Едва он добрел до трупа Ивана, как Белобородов выскочил на площадку, сел в машину и умчался прочь от Ипатьевского дома. Как только ворота за ним закрылись, Заш упал на колени и подхватил окровавленное тело Ивана на руки.
Он укачивал мертвого друга, и боль, разрывавшая Заша изнутри, сопровождалась тихими всхлипываниями. Моя душа чувствовала это и плакала вместе с ним.
⁂
Мария не произносила ни слова. Не играла в игры. Ела так же послушно, как и собаки, но без особого энтузиазма. Почти как во сне. Ни одна попытка завязать разговор не была встречена ответом. Она находилась в другом мире.

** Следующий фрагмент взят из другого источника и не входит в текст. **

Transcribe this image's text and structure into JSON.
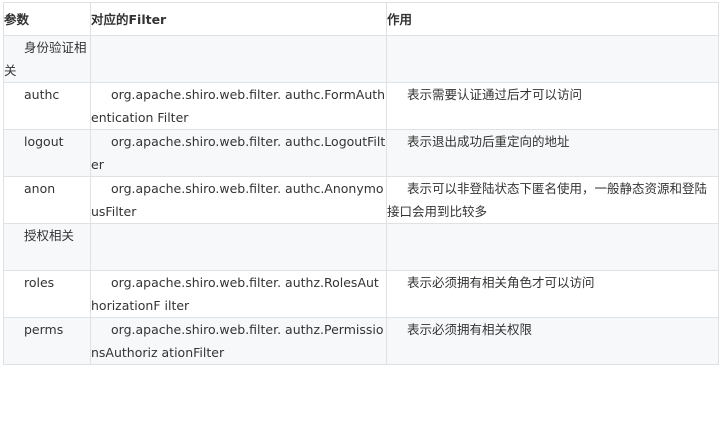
{
  "table": {
    "headers": {
      "param": "参数",
      "filter": "对应的Filter",
      "desc": "作用"
    },
    "rows": [
      {
        "param": "身份验证相关",
        "filter": "",
        "desc": ""
      },
      {
        "param": "authc",
        "filter": "org.apache.shiro.web.filter. authc.FormAuthentication Filter",
        "desc": "表示需要认证通过后才可以访问"
      },
      {
        "param": "logout",
        "filter": "org.apache.shiro.web.filter. authc.LogoutFilter",
        "desc": "表示退出成功后重定向的地址"
      },
      {
        "param": "anon",
        "filter": "org.apache.shiro.web.filter. authc.AnonymousFilter",
        "desc": "表示可以非登陆状态下匿名使用，一般静态资源和登陆接口会用到比较多"
      },
      {
        "param": "授权相关",
        "filter": "",
        "desc": ""
      },
      {
        "param": "roles",
        "filter": "org.apache.shiro.web.filter. authz.RolesAuthorizationF ilter",
        "desc": "表示必须拥有相关角色才可以访问"
      },
      {
        "param": "perms",
        "filter": "org.apache.shiro.web.filter. authz.PermissionsAuthoriz ationFilter",
        "desc": "表示必须拥有相关权限"
      }
    ]
  }
}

Словно я уже потеряла ее, отдав Красной армии.
Когда она не ела, то лежала в постели, как мама. Никто из нас не винил ее, но и утешить не мог.

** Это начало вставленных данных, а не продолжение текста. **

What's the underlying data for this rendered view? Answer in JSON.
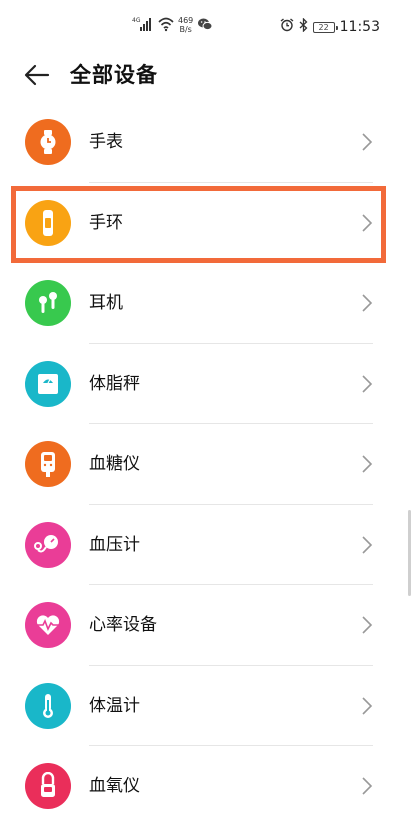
{
  "status_bar": {
    "net_speed_value": "469",
    "net_speed_unit": "B/s",
    "network_type": "4G",
    "battery": "22",
    "time": "11:53"
  },
  "header": {
    "title": "全部设备"
  },
  "devices": [
    {
      "label": "手表",
      "icon": "watch-icon",
      "color": "#ef6c1f"
    },
    {
      "label": "手环",
      "icon": "band-icon",
      "color": "#f9a313"
    },
    {
      "label": "耳机",
      "icon": "earphones-icon",
      "color": "#38c94e"
    },
    {
      "label": "体脂秤",
      "icon": "scale-icon",
      "color": "#19b7c9"
    },
    {
      "label": "血糖仪",
      "icon": "glucose-meter-icon",
      "color": "#ef6c1f"
    },
    {
      "label": "血压计",
      "icon": "blood-pressure-icon",
      "color": "#ea3d97"
    },
    {
      "label": "心率设备",
      "icon": "heart-rate-icon",
      "color": "#ea3d97"
    },
    {
      "label": "体温计",
      "icon": "thermometer-icon",
      "color": "#19b7c9"
    },
    {
      "label": "血氧仪",
      "icon": "oximeter-icon",
      "color": "#ea2e5a"
    }
  ],
  "highlight_color": "#f26a3a"
}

Я присела рядом и погладила пушок на голове спящей Марии. Начала растирать ей ноги, затем прижалась к ней и крепко обняла. Я должна была сделать хоть что-то. Она моя сестра. Неважно, чувствует ли она мои слезы, любовь, нежные поцелуи на щеке, все сестры так поступают.
Два дня спустя Авдеев вошел в нашу комнату. Его глаза покраснели, щеки обвисли, а кожа выглядела болезненной и бледной.
– Меня сменяют. Новый комендант прибывает сегодня днем.
– Вы остаетесь, чтобы ему помочь? – спросила я со странной надеждой.
– Скорее всего, нет.
Папа крепко пожал ему руку.
– Идите с нашими благословениями и любовью.
Подбородок Авдеева задрожал. Комендант кивнул и удалился в свой кабинет, чувствуя себя побежденным.
Мы сделали все возможное, чтобы привести в порядок свои комнаты, хотя этого не требовалось, так как уборка была одним из немногих способов, с помощью которых мы коротали время. Остаток дня мы чинили одежду, и я старалась выглядеть как можно опрятнее.
Я не знала, почему мы так поступили, – может, потому что, хотя Авдеев был постоянно пьян, жаден и во многом неумолим, он все же заботился о нас. Прислушивался к некоторым просьбам. Мы пришли к спокойному пониманию наших ролей, и он, казалось, ценил это так же высоко, как и мы.
Новый комендант нас не знает. Нам снова предстоит стать изгнанниками. Огромным упущением стал тот факт, что одна из подопечных Авдеева – бывшая великая княжна России – имела связь с одним из его собственных солдат. Показателем его излишней снисходительности. Тем самым он скомпрометировал Красную армию.
Ивана застрелили из-за этого. Из-за дурацкого поцелуя.
Я проверила матрешку в корсете, уверенная, что заклинание уже готово. Но шов по-прежнему был не более чем полоской света – ничего, что можно открыть руками. Часть меня ненавидела заклинание за то, что оно так долго формировалось. Но частично я доверяла папе и времени, которое требовалось, чтобы сильная магия вызрела должным образом. Особенно если это заклинание окажется таким мощным, как предполагал отец.